La campana de Gauss viene a decir que si usted figura en el extremo de una estadística, hay alguien, por cojones, que figura en el otro extremo para compensar. Si el esqueleto de Bruce Willis aguanta el choque de un tren, el de Samuel L. Jackson se quiebra con una brisa de primavera. Es una idea inquietante y poderosa. Desde que vi la película no paro de pensar en cómo serán mis polos opuestos, mis reversos positivos o negativos. Mis antipartículas exactas, que garantizan el equilibrio cuántico en el Universo. Si yo soy un positrón de virtud, él, o ella, viva donde viva, es el electrón que me anula con su pecado. Y viceversa. 

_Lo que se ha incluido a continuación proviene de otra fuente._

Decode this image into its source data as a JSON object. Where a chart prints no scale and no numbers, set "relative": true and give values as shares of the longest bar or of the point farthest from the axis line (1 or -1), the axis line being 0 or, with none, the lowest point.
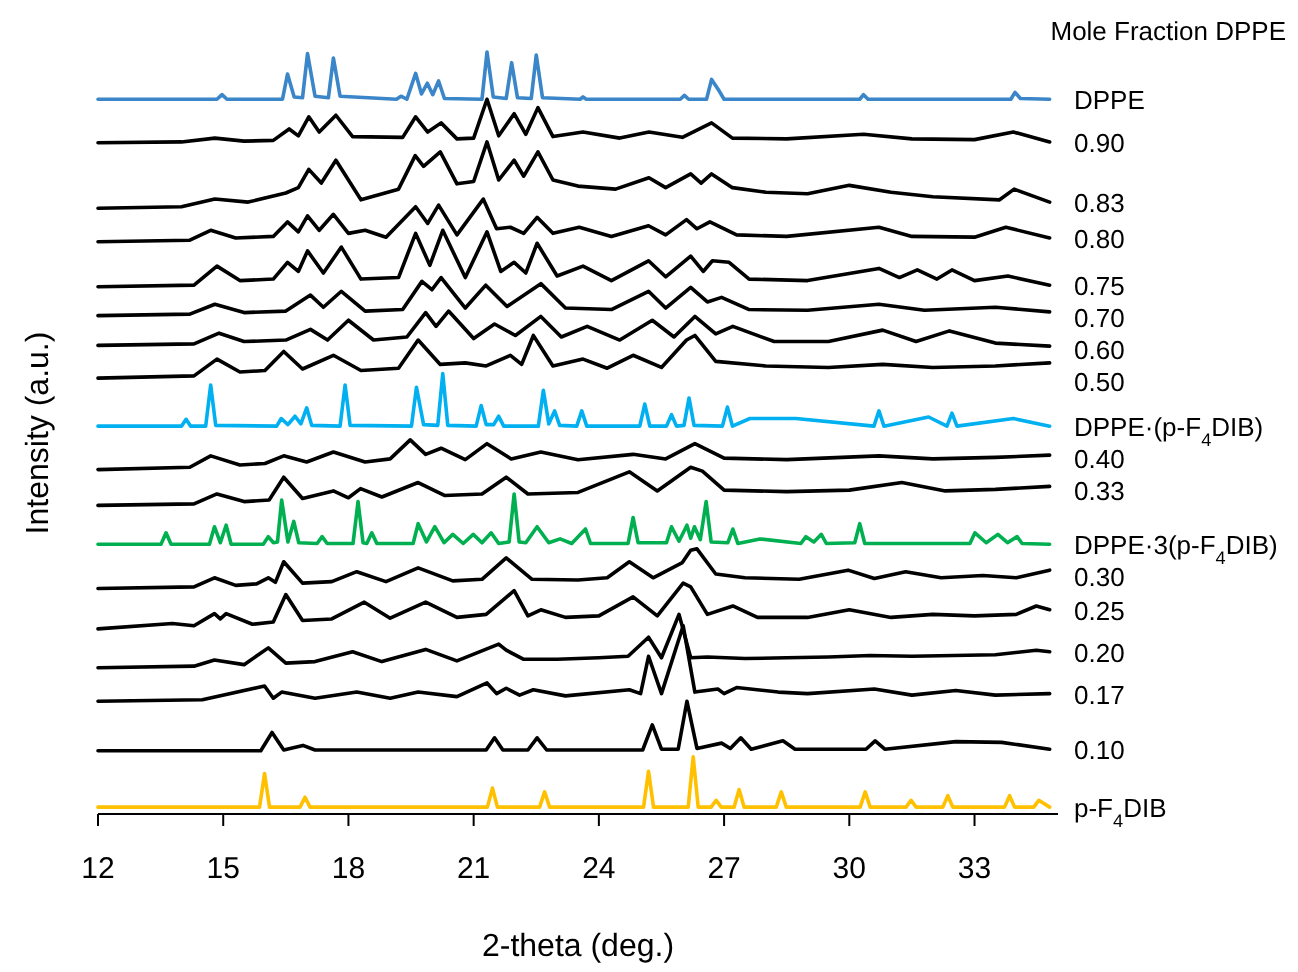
{
  "chart_data": {
    "type": "line",
    "relative": true,
    "xlabel": "2-theta (deg.)",
    "ylabel": "Intensity (a.u.)",
    "legend_title": "Mole Fraction DPPE",
    "xlim": [
      12,
      35
    ],
    "xticks": [
      12,
      15,
      18,
      21,
      24,
      27,
      30,
      33
    ],
    "series": [
      {
        "name": "DPPE",
        "color": "#3a86c8",
        "x": [
          12,
          14.85,
          14.97,
          15.09,
          16.42,
          16.54,
          16.7,
          16.9,
          17.02,
          17.2,
          17.52,
          17.64,
          17.8,
          19.15,
          19.26,
          19.4,
          19.61,
          19.75,
          19.89,
          20.02,
          20.16,
          20.3,
          21.2,
          21.32,
          21.47,
          21.78,
          21.91,
          22.05,
          22.38,
          22.5,
          22.65,
          23.55,
          23.62,
          23.7,
          25.95,
          26.05,
          26.15,
          26.58,
          26.7,
          26.88,
          27.0,
          30.25,
          30.34,
          30.45,
          33.87,
          33.97,
          34.1,
          34.8
        ],
        "values": [
          0.938,
          0.938,
          0.944,
          0.938,
          0.938,
          0.971,
          0.941,
          0.94,
          0.998,
          0.942,
          0.94,
          0.992,
          0.942,
          0.938,
          0.942,
          0.938,
          0.972,
          0.945,
          0.959,
          0.944,
          0.962,
          0.939,
          0.938,
          1.0,
          0.941,
          0.939,
          0.986,
          0.94,
          0.939,
          0.996,
          0.94,
          0.938,
          0.941,
          0.938,
          0.938,
          0.943,
          0.938,
          0.938,
          0.964,
          0.949,
          0.938,
          0.938,
          0.944,
          0.938,
          0.938,
          0.947,
          0.939,
          0.938
        ]
      },
      {
        "name": "0.90",
        "color": "#000000",
        "x": [
          12,
          14.0,
          14.8,
          15.5,
          16.2,
          16.58,
          16.8,
          17.05,
          17.3,
          17.7,
          18.1,
          19.3,
          19.61,
          19.9,
          20.22,
          20.6,
          21.0,
          21.32,
          21.6,
          21.97,
          22.25,
          22.54,
          22.9,
          23.62,
          24.5,
          25.2,
          26.0,
          26.7,
          27.2,
          28.5,
          30.34,
          31.5,
          33.0,
          33.93,
          34.8
        ],
        "values": [
          0.881,
          0.882,
          0.887,
          0.883,
          0.884,
          0.899,
          0.89,
          0.915,
          0.895,
          0.917,
          0.889,
          0.888,
          0.915,
          0.895,
          0.907,
          0.886,
          0.887,
          0.938,
          0.89,
          0.919,
          0.892,
          0.927,
          0.889,
          0.895,
          0.887,
          0.895,
          0.888,
          0.907,
          0.887,
          0.886,
          0.892,
          0.886,
          0.885,
          0.895,
          0.882
        ]
      },
      {
        "name": "0.83",
        "color": "#000000",
        "x": [
          12,
          14.0,
          14.8,
          15.6,
          16.5,
          16.8,
          17.05,
          17.35,
          17.7,
          18.3,
          19.2,
          19.6,
          19.8,
          20.2,
          20.6,
          21.0,
          21.32,
          21.6,
          21.97,
          22.2,
          22.54,
          22.9,
          23.5,
          24.4,
          25.2,
          25.6,
          26.2,
          26.45,
          26.7,
          27.2,
          28.0,
          29.0,
          30.0,
          31.0,
          32.0,
          33.6,
          33.95,
          34.8
        ],
        "values": [
          0.795,
          0.797,
          0.807,
          0.803,
          0.815,
          0.822,
          0.846,
          0.828,
          0.858,
          0.806,
          0.82,
          0.864,
          0.85,
          0.869,
          0.827,
          0.83,
          0.882,
          0.832,
          0.858,
          0.837,
          0.869,
          0.832,
          0.824,
          0.82,
          0.835,
          0.822,
          0.84,
          0.828,
          0.84,
          0.822,
          0.816,
          0.814,
          0.825,
          0.816,
          0.81,
          0.806,
          0.82,
          0.803
        ]
      },
      {
        "name": "0.80",
        "color": "#000000",
        "x": [
          12,
          14.2,
          14.7,
          15.3,
          16.2,
          16.54,
          16.8,
          17.02,
          17.3,
          17.64,
          18.0,
          18.4,
          18.9,
          19.61,
          19.9,
          20.16,
          20.6,
          21.23,
          21.55,
          21.88,
          22.2,
          22.52,
          22.9,
          23.53,
          24.3,
          25.19,
          25.6,
          26.1,
          26.35,
          26.66,
          27.3,
          28.5,
          30.71,
          31.5,
          33.0,
          33.75,
          34.8
        ],
        "values": [
          0.751,
          0.753,
          0.766,
          0.756,
          0.758,
          0.777,
          0.764,
          0.785,
          0.766,
          0.787,
          0.762,
          0.766,
          0.757,
          0.797,
          0.775,
          0.799,
          0.76,
          0.807,
          0.768,
          0.77,
          0.762,
          0.783,
          0.762,
          0.77,
          0.758,
          0.772,
          0.76,
          0.78,
          0.768,
          0.777,
          0.76,
          0.758,
          0.77,
          0.758,
          0.757,
          0.77,
          0.756
        ]
      },
      {
        "name": "0.75",
        "color": "#000000",
        "x": [
          12,
          14.3,
          14.85,
          15.4,
          16.2,
          16.54,
          16.8,
          17.02,
          17.4,
          17.83,
          18.3,
          19.2,
          19.61,
          19.95,
          20.26,
          20.8,
          21.32,
          21.65,
          21.97,
          22.25,
          22.52,
          23.0,
          23.62,
          24.3,
          25.19,
          25.6,
          26.2,
          26.5,
          26.72,
          27.12,
          27.6,
          29.0,
          30.71,
          31.2,
          31.63,
          32.1,
          32.46,
          33.0,
          33.8,
          34.8
        ],
        "values": [
          0.692,
          0.694,
          0.719,
          0.7,
          0.702,
          0.724,
          0.712,
          0.739,
          0.71,
          0.744,
          0.702,
          0.704,
          0.762,
          0.72,
          0.766,
          0.704,
          0.764,
          0.712,
          0.724,
          0.71,
          0.749,
          0.706,
          0.719,
          0.7,
          0.726,
          0.705,
          0.732,
          0.712,
          0.726,
          0.724,
          0.702,
          0.7,
          0.716,
          0.704,
          0.714,
          0.702,
          0.714,
          0.7,
          0.706,
          0.694
        ]
      },
      {
        "name": "0.70",
        "color": "#000000",
        "x": [
          12,
          14.2,
          14.8,
          15.5,
          16.5,
          17.09,
          17.4,
          17.83,
          18.4,
          19.3,
          19.76,
          20.0,
          20.22,
          20.8,
          21.29,
          21.8,
          22.61,
          23.2,
          24.3,
          25.19,
          25.6,
          26.2,
          26.6,
          26.94,
          27.6,
          29.0,
          30.71,
          31.8,
          33.5,
          34.8
        ],
        "values": [
          0.654,
          0.656,
          0.669,
          0.658,
          0.66,
          0.681,
          0.665,
          0.686,
          0.66,
          0.662,
          0.699,
          0.688,
          0.704,
          0.664,
          0.694,
          0.666,
          0.696,
          0.664,
          0.662,
          0.686,
          0.664,
          0.691,
          0.672,
          0.678,
          0.662,
          0.661,
          0.669,
          0.661,
          0.665,
          0.659
        ]
      },
      {
        "name": "0.60",
        "color": "#000000",
        "x": [
          12,
          14.3,
          14.9,
          15.5,
          16.5,
          17.09,
          17.5,
          18.0,
          18.6,
          19.4,
          19.85,
          20.1,
          20.4,
          21.0,
          21.5,
          22.0,
          22.61,
          23.1,
          23.72,
          24.5,
          25.28,
          25.8,
          26.3,
          26.8,
          27.21,
          28.2,
          29.5,
          30.8,
          31.6,
          32.4,
          33.5,
          34.8
        ],
        "values": [
          0.615,
          0.617,
          0.631,
          0.62,
          0.622,
          0.636,
          0.622,
          0.648,
          0.622,
          0.626,
          0.658,
          0.64,
          0.66,
          0.624,
          0.643,
          0.628,
          0.653,
          0.626,
          0.64,
          0.622,
          0.648,
          0.626,
          0.653,
          0.63,
          0.64,
          0.62,
          0.62,
          0.635,
          0.62,
          0.634,
          0.618,
          0.614
        ]
      },
      {
        "name": "0.50",
        "color": "#000000",
        "x": [
          12,
          14.3,
          14.85,
          15.4,
          16.0,
          16.45,
          16.9,
          17.64,
          18.3,
          19.2,
          19.67,
          20.2,
          20.8,
          21.3,
          21.88,
          22.15,
          22.43,
          22.9,
          23.62,
          24.2,
          24.82,
          25.5,
          26.1,
          26.3,
          26.8,
          28.0,
          29.5,
          30.8,
          32.0,
          33.5,
          34.8
        ],
        "values": [
          0.572,
          0.575,
          0.597,
          0.58,
          0.582,
          0.607,
          0.584,
          0.602,
          0.582,
          0.585,
          0.622,
          0.59,
          0.592,
          0.588,
          0.602,
          0.59,
          0.628,
          0.588,
          0.597,
          0.585,
          0.602,
          0.586,
          0.622,
          0.628,
          0.594,
          0.588,
          0.586,
          0.59,
          0.586,
          0.588,
          0.592
        ]
      },
      {
        "name": "DPPE·(p-F$_{4}$DIB)",
        "color": "#00b0f0",
        "x": [
          12,
          14.0,
          14.11,
          14.22,
          14.58,
          14.7,
          14.82,
          16.28,
          16.39,
          16.55,
          16.72,
          16.86,
          17.0,
          17.12,
          17.8,
          17.92,
          18.04,
          19.51,
          19.63,
          19.8,
          20.14,
          20.26,
          20.38,
          21.06,
          21.18,
          21.3,
          21.48,
          21.6,
          21.72,
          22.55,
          22.67,
          22.8,
          22.94,
          23.06,
          23.47,
          23.59,
          23.71,
          24.98,
          25.1,
          25.22,
          25.62,
          25.74,
          25.86,
          26.04,
          26.16,
          26.28,
          26.96,
          27.08,
          27.2,
          27.62,
          28.22,
          28.72,
          30.59,
          30.71,
          30.83,
          31.9,
          32.34,
          32.46,
          32.58,
          33.93,
          34.8
        ],
        "values": [
          0.509,
          0.509,
          0.518,
          0.509,
          0.509,
          0.563,
          0.51,
          0.509,
          0.519,
          0.511,
          0.522,
          0.512,
          0.533,
          0.51,
          0.509,
          0.563,
          0.51,
          0.509,
          0.56,
          0.511,
          0.51,
          0.578,
          0.51,
          0.509,
          0.536,
          0.511,
          0.511,
          0.522,
          0.509,
          0.509,
          0.556,
          0.512,
          0.529,
          0.51,
          0.509,
          0.529,
          0.509,
          0.509,
          0.538,
          0.509,
          0.509,
          0.524,
          0.509,
          0.51,
          0.546,
          0.51,
          0.509,
          0.534,
          0.509,
          0.519,
          0.519,
          0.519,
          0.509,
          0.529,
          0.509,
          0.521,
          0.509,
          0.526,
          0.509,
          0.519,
          0.509
        ]
      },
      {
        "name": "0.40",
        "color": "#000000",
        "x": [
          12,
          14.2,
          14.7,
          15.4,
          16.0,
          16.45,
          17.0,
          17.64,
          18.4,
          19.0,
          19.48,
          19.85,
          20.22,
          20.8,
          21.32,
          21.9,
          22.61,
          23.5,
          24.82,
          25.6,
          26.3,
          27.0,
          28.5,
          30.71,
          32.0,
          33.5,
          34.8
        ],
        "values": [
          0.452,
          0.455,
          0.47,
          0.458,
          0.46,
          0.47,
          0.462,
          0.475,
          0.462,
          0.466,
          0.491,
          0.472,
          0.48,
          0.465,
          0.486,
          0.466,
          0.475,
          0.465,
          0.472,
          0.466,
          0.486,
          0.467,
          0.465,
          0.47,
          0.466,
          0.468,
          0.471
        ]
      },
      {
        "name": "0.33",
        "color": "#000000",
        "x": [
          12,
          14.3,
          14.85,
          15.5,
          16.1,
          16.45,
          16.9,
          17.64,
          18.0,
          18.29,
          18.8,
          19.67,
          20.3,
          21.2,
          21.78,
          22.3,
          23.5,
          24.73,
          25.4,
          26.2,
          26.48,
          27.0,
          28.5,
          30.0,
          31.26,
          32.3,
          33.5,
          34.8
        ],
        "values": [
          0.405,
          0.407,
          0.42,
          0.41,
          0.412,
          0.442,
          0.414,
          0.424,
          0.415,
          0.427,
          0.416,
          0.435,
          0.418,
          0.42,
          0.442,
          0.42,
          0.422,
          0.449,
          0.424,
          0.455,
          0.45,
          0.425,
          0.423,
          0.425,
          0.435,
          0.424,
          0.426,
          0.43
        ]
      },
      {
        "name": "DPPE·3(p-F$_{4}$DIB)",
        "color": "#00b050",
        "x": [
          12,
          13.51,
          13.63,
          13.75,
          14.67,
          14.79,
          14.93,
          15.07,
          15.19,
          15.96,
          16.08,
          16.2,
          16.3,
          16.4,
          16.55,
          16.69,
          16.81,
          17.25,
          17.37,
          17.49,
          18.11,
          18.23,
          18.35,
          18.44,
          18.56,
          18.68,
          19.55,
          19.67,
          19.87,
          20.07,
          20.29,
          20.5,
          20.75,
          20.99,
          21.2,
          21.42,
          21.6,
          21.85,
          21.97,
          22.09,
          22.25,
          22.52,
          22.8,
          23.07,
          23.35,
          23.68,
          23.8,
          24.7,
          24.82,
          24.94,
          25.62,
          25.74,
          25.92,
          26.11,
          26.2,
          26.29,
          26.43,
          26.57,
          26.69,
          27.09,
          27.21,
          27.33,
          27.86,
          28.84,
          28.96,
          29.15,
          29.33,
          29.45,
          30.13,
          30.25,
          30.37,
          32.89,
          33.01,
          33.28,
          33.56,
          33.79,
          34.02,
          34.14,
          34.8
        ],
        "values": [
          0.354,
          0.354,
          0.369,
          0.354,
          0.354,
          0.377,
          0.356,
          0.379,
          0.354,
          0.354,
          0.364,
          0.356,
          0.357,
          0.412,
          0.357,
          0.384,
          0.356,
          0.355,
          0.364,
          0.355,
          0.355,
          0.41,
          0.356,
          0.355,
          0.369,
          0.355,
          0.355,
          0.381,
          0.357,
          0.377,
          0.356,
          0.367,
          0.355,
          0.367,
          0.356,
          0.369,
          0.355,
          0.357,
          0.42,
          0.357,
          0.356,
          0.377,
          0.356,
          0.361,
          0.355,
          0.374,
          0.355,
          0.355,
          0.389,
          0.356,
          0.356,
          0.377,
          0.358,
          0.379,
          0.362,
          0.377,
          0.36,
          0.41,
          0.357,
          0.356,
          0.374,
          0.355,
          0.361,
          0.355,
          0.364,
          0.357,
          0.367,
          0.355,
          0.356,
          0.381,
          0.355,
          0.355,
          0.369,
          0.356,
          0.367,
          0.356,
          0.364,
          0.355,
          0.354
        ]
      },
      {
        "name": "0.30",
        "color": "#000000",
        "x": [
          12,
          14.3,
          14.79,
          15.3,
          15.8,
          16.08,
          16.25,
          16.45,
          16.9,
          17.6,
          18.2,
          18.9,
          19.67,
          20.5,
          21.2,
          21.78,
          22.4,
          23.5,
          24.2,
          24.73,
          25.3,
          26.0,
          26.2,
          26.35,
          26.8,
          27.5,
          28.8,
          29.97,
          30.6,
          31.35,
          32.2,
          33.2,
          34.0,
          34.8
        ],
        "values": [
          0.296,
          0.298,
          0.31,
          0.3,
          0.302,
          0.31,
          0.304,
          0.331,
          0.303,
          0.305,
          0.318,
          0.305,
          0.323,
          0.306,
          0.308,
          0.336,
          0.308,
          0.307,
          0.31,
          0.331,
          0.31,
          0.33,
          0.346,
          0.348,
          0.315,
          0.31,
          0.308,
          0.32,
          0.309,
          0.318,
          0.31,
          0.313,
          0.31,
          0.32
        ]
      },
      {
        "name": "0.25",
        "color": "#000000",
        "x": [
          12,
          13.78,
          14.3,
          14.79,
          14.93,
          15.07,
          15.7,
          16.2,
          16.5,
          16.9,
          17.6,
          18.38,
          19.0,
          19.85,
          20.6,
          21.3,
          21.97,
          22.3,
          22.61,
          23.2,
          24.0,
          24.82,
          25.4,
          26.02,
          26.2,
          26.6,
          27.21,
          27.8,
          29.0,
          30.0,
          31.0,
          32.0,
          33.0,
          34.0,
          34.48,
          34.8
        ],
        "values": [
          0.243,
          0.25,
          0.247,
          0.263,
          0.256,
          0.263,
          0.249,
          0.252,
          0.288,
          0.254,
          0.256,
          0.278,
          0.257,
          0.278,
          0.258,
          0.262,
          0.293,
          0.26,
          0.268,
          0.258,
          0.26,
          0.285,
          0.26,
          0.303,
          0.298,
          0.262,
          0.273,
          0.258,
          0.258,
          0.268,
          0.258,
          0.262,
          0.26,
          0.262,
          0.273,
          0.268
        ]
      },
      {
        "name": "0.20",
        "color": "#000000",
        "x": [
          12,
          14.3,
          14.79,
          15.5,
          16.08,
          16.5,
          17.2,
          18.1,
          18.8,
          19.85,
          20.6,
          21.6,
          21.78,
          22.2,
          23.0,
          24.0,
          24.7,
          25.19,
          25.5,
          25.92,
          26.2,
          26.6,
          27.5,
          28.5,
          29.5,
          30.5,
          31.5,
          32.5,
          33.5,
          34.48,
          34.8
        ],
        "values": [
          0.192,
          0.194,
          0.202,
          0.196,
          0.218,
          0.198,
          0.2,
          0.213,
          0.2,
          0.216,
          0.201,
          0.223,
          0.215,
          0.203,
          0.203,
          0.205,
          0.207,
          0.232,
          0.205,
          0.262,
          0.205,
          0.206,
          0.204,
          0.205,
          0.206,
          0.208,
          0.207,
          0.208,
          0.209,
          0.215,
          0.213
        ]
      },
      {
        "name": "0.17",
        "color": "#000000",
        "x": [
          12,
          14.5,
          15.99,
          16.2,
          16.4,
          17.2,
          18.2,
          19.0,
          19.67,
          20.6,
          21.32,
          21.55,
          21.78,
          22.1,
          22.43,
          23.2,
          24.73,
          25.0,
          25.19,
          25.5,
          26.02,
          26.3,
          26.85,
          27.0,
          27.3,
          28.3,
          29.0,
          30.6,
          31.5,
          32.55,
          33.5,
          34.8
        ],
        "values": [
          0.148,
          0.15,
          0.168,
          0.152,
          0.16,
          0.152,
          0.16,
          0.152,
          0.16,
          0.154,
          0.172,
          0.158,
          0.165,
          0.156,
          0.163,
          0.155,
          0.163,
          0.158,
          0.207,
          0.158,
          0.247,
          0.16,
          0.164,
          0.158,
          0.166,
          0.16,
          0.158,
          0.164,
          0.156,
          0.162,
          0.156,
          0.158
        ]
      },
      {
        "name": "0.10",
        "color": "#000000",
        "x": [
          12,
          15.9,
          16.17,
          16.45,
          16.91,
          17.2,
          21.3,
          21.5,
          21.7,
          22.3,
          22.52,
          22.75,
          25.05,
          25.28,
          25.5,
          25.9,
          26.11,
          26.35,
          26.94,
          27.15,
          27.4,
          27.65,
          28.41,
          28.7,
          30.4,
          30.62,
          30.85,
          32.55,
          33.65,
          34.8
        ],
        "values": [
          0.083,
          0.083,
          0.107,
          0.084,
          0.09,
          0.084,
          0.084,
          0.1,
          0.084,
          0.084,
          0.1,
          0.084,
          0.084,
          0.117,
          0.085,
          0.085,
          0.148,
          0.086,
          0.093,
          0.086,
          0.1,
          0.085,
          0.096,
          0.085,
          0.085,
          0.096,
          0.085,
          0.095,
          0.094,
          0.085
        ]
      },
      {
        "name": "p-F$_{4}$DIB",
        "color": "#ffc000",
        "x": [
          12,
          15.87,
          15.99,
          16.11,
          16.84,
          16.96,
          17.08,
          21.33,
          21.45,
          21.57,
          22.58,
          22.7,
          22.82,
          25.07,
          25.19,
          25.31,
          26.14,
          26.26,
          26.38,
          26.69,
          26.81,
          26.93,
          27.24,
          27.36,
          27.48,
          28.25,
          28.37,
          28.49,
          30.26,
          30.38,
          30.5,
          31.36,
          31.48,
          31.6,
          32.24,
          32.36,
          32.48,
          33.72,
          33.84,
          33.96,
          34.42,
          34.54,
          34.8
        ],
        "values": [
          0.009,
          0.009,
          0.053,
          0.009,
          0.009,
          0.022,
          0.009,
          0.009,
          0.034,
          0.009,
          0.009,
          0.029,
          0.009,
          0.009,
          0.056,
          0.009,
          0.009,
          0.075,
          0.009,
          0.009,
          0.018,
          0.009,
          0.009,
          0.032,
          0.009,
          0.009,
          0.029,
          0.009,
          0.009,
          0.029,
          0.009,
          0.009,
          0.018,
          0.009,
          0.009,
          0.024,
          0.009,
          0.009,
          0.024,
          0.009,
          0.009,
          0.018,
          0.009
        ]
      }
    ]
  }
}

Si yo voto a la extrema izquierda, hay alguien que compensa mi voto confiando en Díaz Ayuso. Pero esto es solo el ejemplo más simplón... José María Arzak existe porque yo no sé freír un huevo frito sin dejar un resto de cáscara en la yema, que además se me desparrama por la sartén. Por no hablar de cómo queda la encimera de perdida con las salpicaduras... Alexander Skarsgard vino al mundo para follarse lo que yo nunca me follaré, y Drazen Petrovic se hizo baloncestista para meter las canastas que yo nunca metía ni bajo del aro. Magnus Carlsen, por poner otro ejemplo, emergió de una fluctuación en el vacío para clavar los movimientos de ajedrez que en mis dedos solo son mareos de perdiz. 

Sin embargo, en el otro lado de la campana, existe un funcionario absentista que coge todas las gripes que yo nunca cojo; un cafre medioambiental que no recicla los desperdicios de su vida miserable; un desalmado que abandonó a su perro justo cuando yo adoptaba a mi Eddie. Un tipo, también, que dobla mi media nacional para equilibrar la existencia de algún micropene entristecido.